In one tradition Hiawatha when first seen by Deganawida was a cannibal and was actually engaged in bringing the carcass of a human being into his lodge, which he quickly proceeded to quarter and cook in a pot of water. He had been out hunting for human beings, and meeting this one had killed him for his larder.

Deganawida had previously heard of his cannibalistic habits from Djigonsasen, the chieftainess of the Neutral nation (or tribe), who was the first person to understand and to accept the radical program of Deganawida for stopping the shedding of human blood by violence and for the establishment of peace and equity and righteousness and power.

Unseen by Hiawatha, Deganawida, the tradition says, mounting to the top of the lodge watched Hiawatha at work; peering through the smoke hole from a point just over him, Deganawida saw what was being done by Hiawatha and, tradition says, caused him by mental suggestion to realize the horrible enormity of what he was then doing; so he mistook the face of Deganawida, reflected in the pot, for his own, and being struck with the great beauty of that face he contrasted it with the character of the work in which he was then engaged and exclaimed, tradition says: “That face and this kind of business do not agree”; and he then and there resolved to give up cannibalism for all time. He quickly arose and carried the pot out of the lodge and cast its contents away at some distance from the lodge.

Deganawida having descended from the top of the lodge went forward to meet his host. Because of his recent experience Hiawatha was very much pleased to have a guest who brought him the wonderful message of peace and righteousness and power. The result of this conference was the conversion of Hiawatha to the reform program of Deganawida and his agreement to aid in the work of bringing about the change in the attitude and relation of men one to another.

According to tradition, Deganawida gave him his name after his conversion, and Hiawatha became a loyal and enthusiastic disciple of Deganawida and gave up everything in order to devote all his energies and time to the work of establishing the projected league or confederation of peoples in accordance with the principles expounded by Deganawida. He indeed undertook several very important missions for his great teacher and acquited himself with great credit.

The most effective and unscrupulous opposition the two reformers encountered in their work came from the noted Onondaga chief, Atotarho (Watatotarho), a wizard and sorcerer who was feared far and near, who, during the years in which the league was being brought into being, removed by secret means, it is said, the seven daughters (some versions say three) and then the wife of Hiawatha, his opponent.

No place is given by tradition as Hiawatha’s birthplace, although some analysts declare that he was a half-brother of the fierce chieftain Atotarho (Watatotarho), of the Onondaga, his pitiless antagonist.

This tradition asserts that he lived among the Mohawk and married the daughter of a chief there and that he himself became a chief among these people. His name is still on the list of titles of federal Mohawk chiefs.

In the other version of the tradition of the founding of the league of the Iroquois Hiawatha is treated as the chief actor in the conception and establishment of this confederacy instead of the real founder, Deganawida. But from a careful survey of the narrative of events herein this version is found to be much less faithful to facts than the one first mentioned.

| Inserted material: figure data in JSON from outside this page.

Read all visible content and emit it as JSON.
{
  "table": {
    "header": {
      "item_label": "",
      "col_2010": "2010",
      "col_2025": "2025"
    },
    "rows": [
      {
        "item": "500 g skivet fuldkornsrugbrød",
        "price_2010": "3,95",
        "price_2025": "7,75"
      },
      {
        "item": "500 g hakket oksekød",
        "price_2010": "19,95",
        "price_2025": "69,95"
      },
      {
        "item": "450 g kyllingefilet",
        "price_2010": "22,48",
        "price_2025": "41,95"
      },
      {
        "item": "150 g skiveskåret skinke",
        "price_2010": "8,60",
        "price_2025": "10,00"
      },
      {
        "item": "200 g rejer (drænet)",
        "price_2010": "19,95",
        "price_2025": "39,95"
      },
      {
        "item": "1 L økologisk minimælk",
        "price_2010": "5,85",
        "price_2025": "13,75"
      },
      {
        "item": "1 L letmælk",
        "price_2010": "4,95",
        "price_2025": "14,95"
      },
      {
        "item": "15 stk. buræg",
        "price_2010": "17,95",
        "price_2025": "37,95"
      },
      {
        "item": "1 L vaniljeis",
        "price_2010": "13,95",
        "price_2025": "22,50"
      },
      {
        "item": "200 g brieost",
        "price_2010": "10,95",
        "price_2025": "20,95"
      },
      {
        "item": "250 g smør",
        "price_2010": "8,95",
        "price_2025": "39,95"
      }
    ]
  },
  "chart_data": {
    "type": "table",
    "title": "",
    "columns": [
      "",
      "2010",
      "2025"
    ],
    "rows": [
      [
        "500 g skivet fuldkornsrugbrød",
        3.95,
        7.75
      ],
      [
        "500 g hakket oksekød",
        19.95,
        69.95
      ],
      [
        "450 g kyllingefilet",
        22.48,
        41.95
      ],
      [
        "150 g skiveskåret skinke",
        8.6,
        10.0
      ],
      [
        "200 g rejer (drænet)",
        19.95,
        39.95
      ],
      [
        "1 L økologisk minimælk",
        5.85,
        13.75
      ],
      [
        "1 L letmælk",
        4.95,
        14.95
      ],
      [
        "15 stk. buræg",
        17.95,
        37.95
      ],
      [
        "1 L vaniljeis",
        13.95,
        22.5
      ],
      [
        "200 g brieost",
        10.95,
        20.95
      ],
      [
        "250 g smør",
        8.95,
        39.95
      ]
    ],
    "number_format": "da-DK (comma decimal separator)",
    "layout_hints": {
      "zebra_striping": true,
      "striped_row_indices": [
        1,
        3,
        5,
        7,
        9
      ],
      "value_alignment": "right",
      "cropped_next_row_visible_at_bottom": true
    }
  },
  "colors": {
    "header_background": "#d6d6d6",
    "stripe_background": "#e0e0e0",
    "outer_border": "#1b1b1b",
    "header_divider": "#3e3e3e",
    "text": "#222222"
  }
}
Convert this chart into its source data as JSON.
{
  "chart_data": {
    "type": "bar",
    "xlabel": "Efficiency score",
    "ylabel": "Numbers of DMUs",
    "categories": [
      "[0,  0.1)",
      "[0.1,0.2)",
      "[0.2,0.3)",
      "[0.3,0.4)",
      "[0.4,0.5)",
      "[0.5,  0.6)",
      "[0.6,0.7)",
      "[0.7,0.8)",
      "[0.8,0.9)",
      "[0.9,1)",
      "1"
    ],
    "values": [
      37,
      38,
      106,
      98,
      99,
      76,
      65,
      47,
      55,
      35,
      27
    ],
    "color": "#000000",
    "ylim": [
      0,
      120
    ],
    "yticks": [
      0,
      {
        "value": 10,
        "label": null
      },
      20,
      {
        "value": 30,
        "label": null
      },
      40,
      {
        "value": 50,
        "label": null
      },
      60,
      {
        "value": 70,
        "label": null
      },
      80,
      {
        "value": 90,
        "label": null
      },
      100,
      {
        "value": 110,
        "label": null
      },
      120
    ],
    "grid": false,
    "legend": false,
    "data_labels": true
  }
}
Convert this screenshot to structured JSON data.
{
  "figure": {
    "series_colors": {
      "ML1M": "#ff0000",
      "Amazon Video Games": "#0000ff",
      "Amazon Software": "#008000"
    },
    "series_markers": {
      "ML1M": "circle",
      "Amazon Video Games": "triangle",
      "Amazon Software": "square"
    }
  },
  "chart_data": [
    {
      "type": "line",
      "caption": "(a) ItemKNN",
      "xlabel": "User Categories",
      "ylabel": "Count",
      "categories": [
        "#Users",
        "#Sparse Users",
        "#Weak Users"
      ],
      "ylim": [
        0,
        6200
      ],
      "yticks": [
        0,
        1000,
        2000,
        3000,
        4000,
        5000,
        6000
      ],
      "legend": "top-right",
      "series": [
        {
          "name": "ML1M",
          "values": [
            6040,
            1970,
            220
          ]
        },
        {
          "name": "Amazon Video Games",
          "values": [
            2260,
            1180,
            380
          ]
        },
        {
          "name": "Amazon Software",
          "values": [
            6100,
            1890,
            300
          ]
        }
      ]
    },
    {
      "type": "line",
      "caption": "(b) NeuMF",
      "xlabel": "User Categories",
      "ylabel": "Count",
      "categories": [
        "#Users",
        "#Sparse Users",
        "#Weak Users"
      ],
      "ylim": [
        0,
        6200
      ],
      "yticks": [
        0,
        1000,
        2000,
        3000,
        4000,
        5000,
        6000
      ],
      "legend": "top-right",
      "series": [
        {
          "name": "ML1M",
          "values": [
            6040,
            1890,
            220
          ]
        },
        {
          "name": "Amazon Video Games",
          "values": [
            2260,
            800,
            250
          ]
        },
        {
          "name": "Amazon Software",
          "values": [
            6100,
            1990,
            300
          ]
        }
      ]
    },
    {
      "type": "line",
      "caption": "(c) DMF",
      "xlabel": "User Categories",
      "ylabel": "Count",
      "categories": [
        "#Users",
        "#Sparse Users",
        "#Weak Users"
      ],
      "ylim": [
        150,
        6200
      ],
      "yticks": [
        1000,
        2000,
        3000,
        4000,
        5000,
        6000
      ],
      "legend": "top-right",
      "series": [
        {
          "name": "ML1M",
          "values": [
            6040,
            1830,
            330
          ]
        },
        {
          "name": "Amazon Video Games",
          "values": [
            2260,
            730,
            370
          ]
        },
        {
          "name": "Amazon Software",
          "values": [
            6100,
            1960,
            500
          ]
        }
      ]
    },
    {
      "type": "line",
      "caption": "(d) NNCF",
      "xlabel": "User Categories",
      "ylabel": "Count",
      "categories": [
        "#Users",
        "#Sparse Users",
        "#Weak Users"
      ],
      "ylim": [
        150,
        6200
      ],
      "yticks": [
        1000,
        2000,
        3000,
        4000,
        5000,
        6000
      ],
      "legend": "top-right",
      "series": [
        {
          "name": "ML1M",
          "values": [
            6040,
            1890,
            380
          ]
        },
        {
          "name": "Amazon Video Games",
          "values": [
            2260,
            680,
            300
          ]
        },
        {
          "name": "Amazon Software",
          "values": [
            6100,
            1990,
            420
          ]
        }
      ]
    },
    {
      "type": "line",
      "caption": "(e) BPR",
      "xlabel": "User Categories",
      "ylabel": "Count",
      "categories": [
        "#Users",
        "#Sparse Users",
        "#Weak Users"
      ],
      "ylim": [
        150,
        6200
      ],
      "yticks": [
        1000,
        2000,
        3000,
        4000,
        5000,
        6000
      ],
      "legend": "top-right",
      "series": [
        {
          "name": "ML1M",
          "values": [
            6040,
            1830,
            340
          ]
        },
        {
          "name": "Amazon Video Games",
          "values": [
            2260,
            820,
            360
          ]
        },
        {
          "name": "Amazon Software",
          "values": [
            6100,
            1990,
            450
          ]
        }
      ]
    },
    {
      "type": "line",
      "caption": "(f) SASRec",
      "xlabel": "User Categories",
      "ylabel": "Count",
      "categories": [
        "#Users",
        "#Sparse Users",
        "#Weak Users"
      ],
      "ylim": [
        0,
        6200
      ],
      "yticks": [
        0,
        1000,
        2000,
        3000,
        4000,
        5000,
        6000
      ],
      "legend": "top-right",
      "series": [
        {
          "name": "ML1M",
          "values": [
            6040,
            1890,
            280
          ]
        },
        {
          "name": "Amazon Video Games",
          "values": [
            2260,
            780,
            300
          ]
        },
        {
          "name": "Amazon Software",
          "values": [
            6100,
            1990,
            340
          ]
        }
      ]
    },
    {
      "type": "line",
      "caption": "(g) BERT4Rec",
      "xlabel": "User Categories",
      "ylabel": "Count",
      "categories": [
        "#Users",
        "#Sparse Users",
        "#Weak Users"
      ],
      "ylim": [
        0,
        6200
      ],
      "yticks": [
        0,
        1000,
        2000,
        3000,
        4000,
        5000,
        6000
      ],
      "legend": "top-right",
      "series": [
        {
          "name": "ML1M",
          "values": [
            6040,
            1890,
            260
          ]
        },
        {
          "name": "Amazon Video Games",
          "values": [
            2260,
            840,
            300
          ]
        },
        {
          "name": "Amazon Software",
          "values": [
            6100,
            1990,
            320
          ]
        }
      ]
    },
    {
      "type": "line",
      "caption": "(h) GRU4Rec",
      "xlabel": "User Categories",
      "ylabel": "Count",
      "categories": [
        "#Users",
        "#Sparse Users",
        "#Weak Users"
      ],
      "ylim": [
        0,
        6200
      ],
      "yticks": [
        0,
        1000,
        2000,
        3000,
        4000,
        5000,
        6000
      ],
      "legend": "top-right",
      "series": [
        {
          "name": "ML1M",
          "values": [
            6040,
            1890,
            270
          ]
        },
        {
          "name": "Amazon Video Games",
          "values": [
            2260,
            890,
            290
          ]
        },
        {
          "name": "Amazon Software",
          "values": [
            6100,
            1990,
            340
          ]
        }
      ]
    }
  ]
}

It appears that in this tradition the several missions upon which his mentor, Deganawida, sent him, were fused together in such wise as to make them merely a series of events or episodes in a single journey of Hiawatha, which he was alleged to have made in despair, going directly southward from the Onondaga council lodge; on this journey he was said to “have split the sky,” meaning merely that he took a course directly south. Herein, too, he fled from Onondaga because of vexation of spirit for the loss of his children by the will of the great sorcerer, Atotarho (Watatotarho).